A La Spezia arriva la spesa solidale

Apre anche a La Spezia l’Emporio della Solidarietà, un supermercato dove persone e nuclei famigliari in condizioni di difficoltà economica e sociale possono reperire gratuitamente prodotti di prima necessità (dalla pasta all’olio, dalla carne in scatola ai pannolini). L’iniziativa, promossa da Fondazione Carispe, Distretti sanitari della provincia e Caritas diocesana, nasce come risposta concreta all’insorgere di nuove condizioni di povertà che coinvolgono sempre più persone e famiglie del territorio e prende a modello esperienze già consolidate in altre città italiane.

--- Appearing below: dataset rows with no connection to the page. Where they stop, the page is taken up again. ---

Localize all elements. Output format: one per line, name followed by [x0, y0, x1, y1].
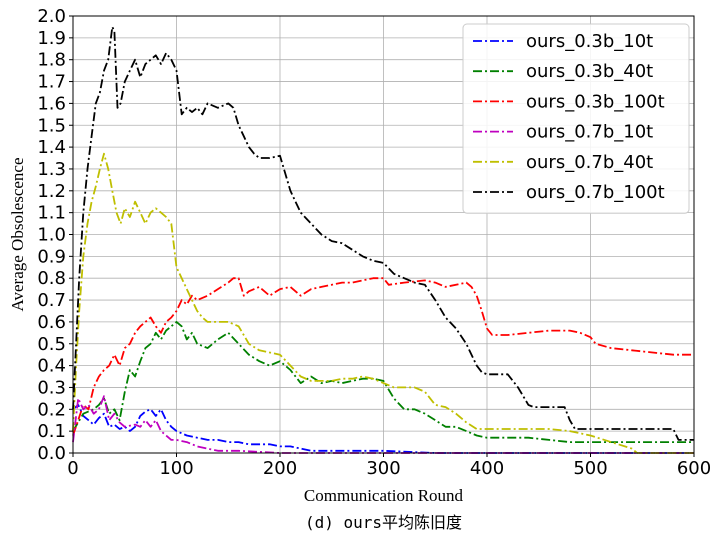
y-tick-label: 0.6 [37, 312, 66, 333]
y-tick-label: 0.7 [37, 290, 66, 311]
x-axis-title: Communication Round [304, 486, 464, 505]
series-line-ours_0.7b_40t [72, 152, 694, 454]
legend-label: ours_0.7b_10t [526, 122, 653, 143]
y-tick-label: 1.7 [37, 72, 66, 93]
y-tick-label: 1.4 [37, 137, 66, 158]
y-tick-label: 1.0 [37, 225, 66, 246]
legend-label: ours_0.3b_10t [526, 31, 653, 52]
y-tick-label: 1.1 [37, 203, 66, 224]
series-lines [72, 26, 694, 454]
x-tick-label: 0 [67, 458, 78, 479]
y-tick-label: 1.8 [37, 50, 66, 71]
series-line-ours_0.7b_100t [72, 26, 694, 441]
y-tick-label: 0.2 [37, 399, 66, 420]
y-tick-label: 0.8 [37, 268, 66, 289]
x-tick-label: 400 [470, 458, 504, 479]
x-tick-label: 300 [366, 458, 400, 479]
legend-box [462, 23, 690, 214]
y-tick-label: 1.3 [37, 159, 66, 180]
y-tick-label: 0.1 [37, 421, 66, 442]
y-tick-label: 0.9 [37, 246, 66, 267]
y-tick-label: 2.0 [37, 6, 66, 27]
y-tick-label: 0.4 [37, 356, 66, 377]
figure-caption: (d) ours平均陈旧度 [305, 513, 462, 532]
axis-ticks: 0 100 200 300 400 500 600 0.00.10.20.30.40.50.6… [37, 6, 711, 479]
x-tick-label: 500 [573, 458, 607, 479]
y-axis-title: Average Obsolescence [8, 157, 27, 311]
legend-label: ours_0.7b_100t [526, 182, 665, 203]
y-tick-label: 1.2 [37, 181, 66, 202]
y-tick-label: 0.5 [37, 334, 66, 355]
series-line-ours_0.3b_100t [72, 277, 694, 436]
legend-label: ours_0.7b_40t [526, 152, 653, 173]
y-tick-label: 0.3 [37, 377, 66, 398]
x-tick-label: 200 [263, 458, 297, 479]
legend: ours_0.3b_10t ours_0.3b_40t ours_0.3b_100t… [462, 23, 690, 214]
y-tick-label: 0.0 [37, 443, 66, 464]
legend-label: ours_0.3b_100t [526, 91, 665, 112]
series-line-ours_0.3b_40t [72, 321, 694, 443]
x-tick-label: 600 [677, 458, 711, 479]
series-line-ours_0.3b_10t [72, 404, 694, 454]
x-tick-label: 100 [159, 458, 193, 479]
y-tick-label: 1.6 [37, 93, 66, 114]
y-tick-label: 1.5 [37, 115, 66, 136]
legend-label: ours_0.3b_40t [526, 61, 653, 82]
y-tick-label: 1.9 [37, 28, 66, 49]
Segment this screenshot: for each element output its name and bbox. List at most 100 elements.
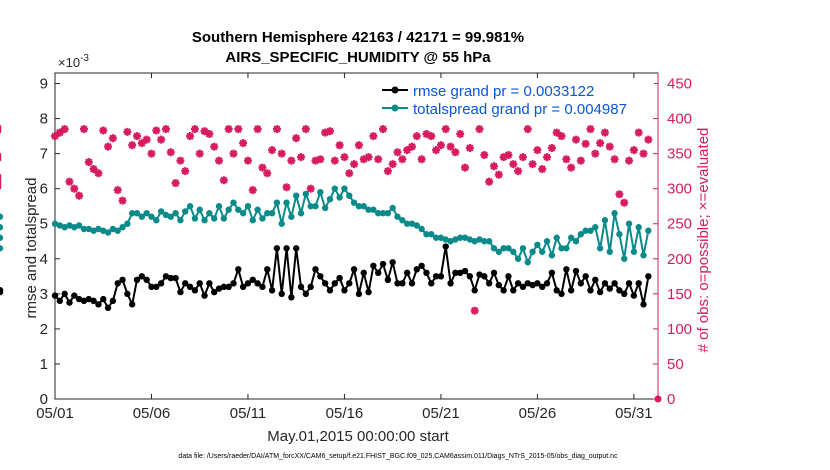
obs-cross-d2 (620, 199, 628, 207)
plot-border (54, 72, 659, 400)
obs-cross-d2 (524, 125, 532, 133)
obs-cross-d2 (99, 126, 107, 135)
obs-evaluated-point (94, 169, 103, 178)
rmse-point (466, 273, 474, 280)
rmse-point (447, 280, 454, 287)
obs-evaluated-point (234, 125, 243, 134)
totalspread-point (370, 206, 377, 213)
totalspread-point (403, 220, 411, 227)
rmse-point (85, 295, 92, 303)
totalspread-point (432, 234, 440, 241)
rmse-point (114, 280, 121, 287)
y-tick-label: 0 (40, 391, 48, 408)
totalspread-point (167, 213, 174, 220)
totalspread-point (413, 222, 420, 229)
rmse-point (606, 285, 613, 292)
rmse-point (119, 276, 126, 284)
totalspread-point (616, 231, 623, 238)
obs-cross-d2 (258, 163, 267, 172)
totalspread-point (408, 220, 416, 227)
totalspread-point (524, 259, 531, 266)
obs-cross-d2 (417, 155, 426, 163)
obs-evaluated-point (615, 190, 624, 199)
obs-evaluated-point (475, 125, 484, 134)
obs-cross-d2 (249, 186, 257, 194)
obs-evaluated-point (494, 170, 503, 179)
rmse-point (437, 273, 445, 280)
obs-evaluated-point (142, 135, 151, 144)
obs-cross-d2 (123, 128, 132, 136)
obs-evaluated-point (229, 149, 238, 158)
obs-evaluated-point (567, 163, 576, 172)
plot-area (54, 72, 659, 400)
obs-cross-d2 (65, 178, 74, 186)
obs-evaluated-point (215, 156, 224, 165)
obs-evaluated-point (461, 163, 470, 172)
obs-evaluated-point (523, 125, 532, 134)
x-tick-label: 05/01 (36, 405, 74, 422)
obs-evaluated-point (388, 160, 397, 169)
rmse-point (384, 276, 392, 284)
rmse-point (196, 280, 203, 287)
rmse-point (56, 297, 64, 305)
obs-possible-point (654, 395, 662, 403)
obs-cross-d2 (606, 142, 614, 151)
rmse-point (625, 280, 633, 287)
obs-cross-d2 (70, 185, 78, 193)
totalspread-point (186, 203, 194, 210)
obs-cross-d2 (278, 149, 286, 158)
obs-cross-d2 (485, 178, 493, 186)
rmse-point (630, 292, 638, 299)
rmse-point (500, 287, 507, 294)
rmse-point (534, 280, 541, 287)
totalspread-point (534, 241, 541, 248)
rmse-point (143, 276, 150, 284)
obs-cross-d2 (369, 132, 378, 140)
obs-evaluated-point (60, 125, 69, 134)
y-exponent-label: ×10-3 (58, 53, 89, 70)
right-y-tick-label: 50 (667, 356, 684, 373)
totalspread-point (596, 245, 604, 252)
rmse-point (485, 280, 493, 287)
obs-cross-d2 (196, 149, 204, 158)
obs-evaluated-point (446, 142, 455, 151)
rmse-point (109, 297, 117, 305)
obs-evaluated-point (600, 128, 609, 137)
obs-cross-d2 (577, 156, 585, 165)
obs-evaluated-point (272, 125, 281, 134)
totalspread-point (437, 234, 445, 241)
obs-evaluated-point (325, 127, 334, 136)
obs-cross-d2 (504, 151, 513, 159)
obs-cross-d2 (109, 134, 117, 142)
rmse-point (596, 288, 604, 296)
obs-cross-d2 (307, 185, 315, 193)
rmse-point (621, 290, 628, 298)
y-tick-label: 2 (40, 321, 48, 338)
obs-cross-d2 (200, 127, 209, 135)
totalspread-point (553, 234, 560, 241)
rmse-point (452, 269, 459, 277)
obs-cross-d2 (60, 125, 69, 133)
obs-evaluated-point (412, 132, 421, 141)
totalspread-point (95, 225, 102, 233)
obs-evaluated-point (239, 139, 248, 148)
totalspread-point (288, 213, 295, 220)
obs-cross-d2 (495, 170, 503, 179)
obs-cross-d2 (268, 146, 276, 154)
obs-cross-d2 (89, 165, 98, 173)
obs-cross-d2 (471, 307, 479, 315)
totalspread-point (196, 206, 203, 213)
rmse-point (95, 301, 102, 308)
obs-evaluated-point (258, 163, 267, 172)
obs-cross-d2 (528, 160, 537, 168)
totalspread-point (630, 248, 638, 255)
rmse-point (582, 273, 589, 280)
totalspread-point (355, 203, 363, 210)
rmse-point (336, 274, 343, 282)
obs-cross-d2 (186, 132, 194, 140)
obs-evaluated-point (176, 156, 185, 165)
obs-evaluated-point (470, 306, 479, 315)
obs-cross-d2 (374, 155, 382, 163)
rmse-point (182, 280, 189, 287)
rmse-point (601, 280, 609, 287)
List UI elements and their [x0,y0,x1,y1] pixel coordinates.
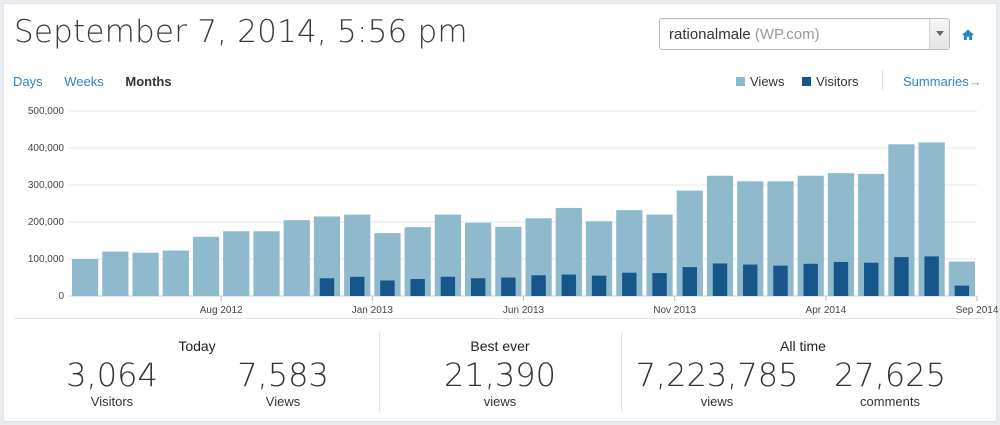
best-value: 21,390 [444,356,556,394]
dropdown-toggle[interactable] [929,19,949,49]
views-bar [223,231,250,296]
legend-views: Views [736,74,784,89]
today-visitors-value: 3,064 [66,356,158,394]
blog-name: rationalmale [669,26,751,43]
views-bar [72,259,99,296]
x-tick-label: Jan 2013 [352,305,394,316]
visitors-bar [743,264,758,296]
period-tabs: Days Weeks Months [13,74,190,89]
visitors-bar [591,275,607,296]
blog-selector[interactable]: rationalmale (WP.com) [659,18,950,50]
blog-selector-value: rationalmale (WP.com) [669,26,820,43]
stats-separator-2 [621,332,622,412]
visitors-bar [712,263,728,296]
views-bar [253,231,280,296]
chevron-down-icon [936,31,944,36]
y-tick-label: 300,000 [28,180,65,191]
visitors-bar [470,278,486,296]
views-chart: 0 100,000 200,000 300,000 400,000 500,000 Aug … [28,106,999,316]
x-tick-label: Apr 2014 [806,305,847,316]
alltime-views-value: 7,223,785 [635,356,799,394]
summaries-label: Summaries [903,74,969,89]
chart-legend: Views Visitors [736,74,872,89]
y-tick-label: 200,000 [28,217,65,228]
alltime-heading: All time [780,338,826,354]
visitors-bar [833,261,849,296]
alltime-comments-label: comments [860,394,920,409]
visitors-bar [350,276,365,296]
page-title: September 7, 2014, 5:56 pm [14,14,468,50]
legend-divider [882,70,883,90]
visitors-bar [803,263,818,296]
visitors-bar [682,267,697,296]
blog-type: (WP.com) [754,26,820,43]
visitors-bar [924,256,939,296]
views-swatch [736,77,745,86]
y-tick-label: 500,000 [28,106,65,117]
x-tick-label: Aug 2012 [200,305,243,316]
legend-visitors: Visitors [802,74,858,89]
y-tick-label: 0 [58,291,64,302]
x-tick-label: Nov 2013 [653,305,696,316]
y-tick-label: 100,000 [28,254,65,265]
views-bar [283,220,310,296]
visitors-bar [440,276,456,296]
arrow-right-icon: → [968,74,982,89]
home-icon[interactable] [961,28,975,42]
views-bar [102,251,129,296]
visitors-bar [863,262,879,296]
alltime-views-label: views [700,394,734,409]
visitors-bar [531,275,546,296]
visitors-bar [380,280,395,296]
best-label: views [483,394,517,409]
views-bar [132,252,159,296]
visitors-bar [501,277,516,296]
tab-days[interactable]: Days [13,74,43,89]
today-views-label: Views [265,394,301,409]
summaries-link[interactable]: Summaries→ [903,74,982,89]
x-tick-label: Sep 2014 [956,305,999,316]
visitors-bar [773,265,788,296]
legend-visitors-label: Visitors [816,74,859,89]
visitors-bar [561,274,577,296]
today-visitors-label: Visitors [90,394,134,409]
visitors-bar [954,285,970,296]
visitors-bar [894,257,909,296]
visitors-swatch [802,77,812,86]
tab-weeks[interactable]: Weeks [64,74,104,89]
stats-divider [14,318,984,319]
visitors-bar [319,278,335,296]
x-tick-label: Jun 2013 [503,305,545,316]
visitors-bar [622,272,637,296]
y-tick-label: 400,000 [28,143,65,154]
stats-separator-1 [379,332,380,412]
best-heading: Best ever [470,338,530,354]
views-bar [162,250,189,296]
today-views-value: 7,583 [237,356,329,394]
views-bar [192,236,220,296]
alltime-comments-value: 27,625 [834,356,946,394]
visitors-bar [652,273,667,296]
legend-views-label: Views [750,74,785,89]
tab-months[interactable]: Months [125,74,172,89]
today-heading: Today [178,338,216,354]
visitors-bar [410,278,425,296]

Il servizio è gestito dalla Caritas attraverso la cooperativa La Piccola Matita Onlus presso un locale in via Gramsci 276, ristrutturato e allestito con il contributo della Fondazione. Oltre a questo spazio, l’Emporio ha a disposizione anche un magazzino per lo stoccaggio dei prodotti in un locale messo a disposizione dalla Marina Militare Italiana. Il periodico approvvigionamento dei prodotti sugli scaffali dell’Emporio è garantito dalla Fondazione, dai Distretti sociosanitari e dalle associazioni del terzo settore, che promuovono raccolte alimentari nel territorio provinciale. Ma per il suo funzionamento e la sua sostenibilità, l’Emporio ha bisogno anche del fondamentale sostegno di privati cittadini, aziende e sponsor solidali che possono contribuire con donazioni in denaro, in prodotti e aiuto volontario, creando una rete di solidarietà. È possibile effettuare anche donazioni online all’indirizzo www.emporiodellasolidarieta-sp.it. Per poter accedere all’Emporio è necessario prima rivolgersi ai centri di ascolto parrocchiali e della Caritas o ai servizi sociali comunali. Questi, dopo aver verificato le necessità dei richiedenti, rilasciano le card personali a punti con cui si possono acquistare i prodotti. Si può accedere all’Emporio per un massimo di dodici mesi, in quanto obiettivo principale del servizio è offrire una possibilità concreta per superare una situazione di crisi temporanea e promuovere autonomia e crescita attiva. In questa prima fase di avviamento l’Emporio potrà servire oltre 500 beneficiari, tra persone e famiglie.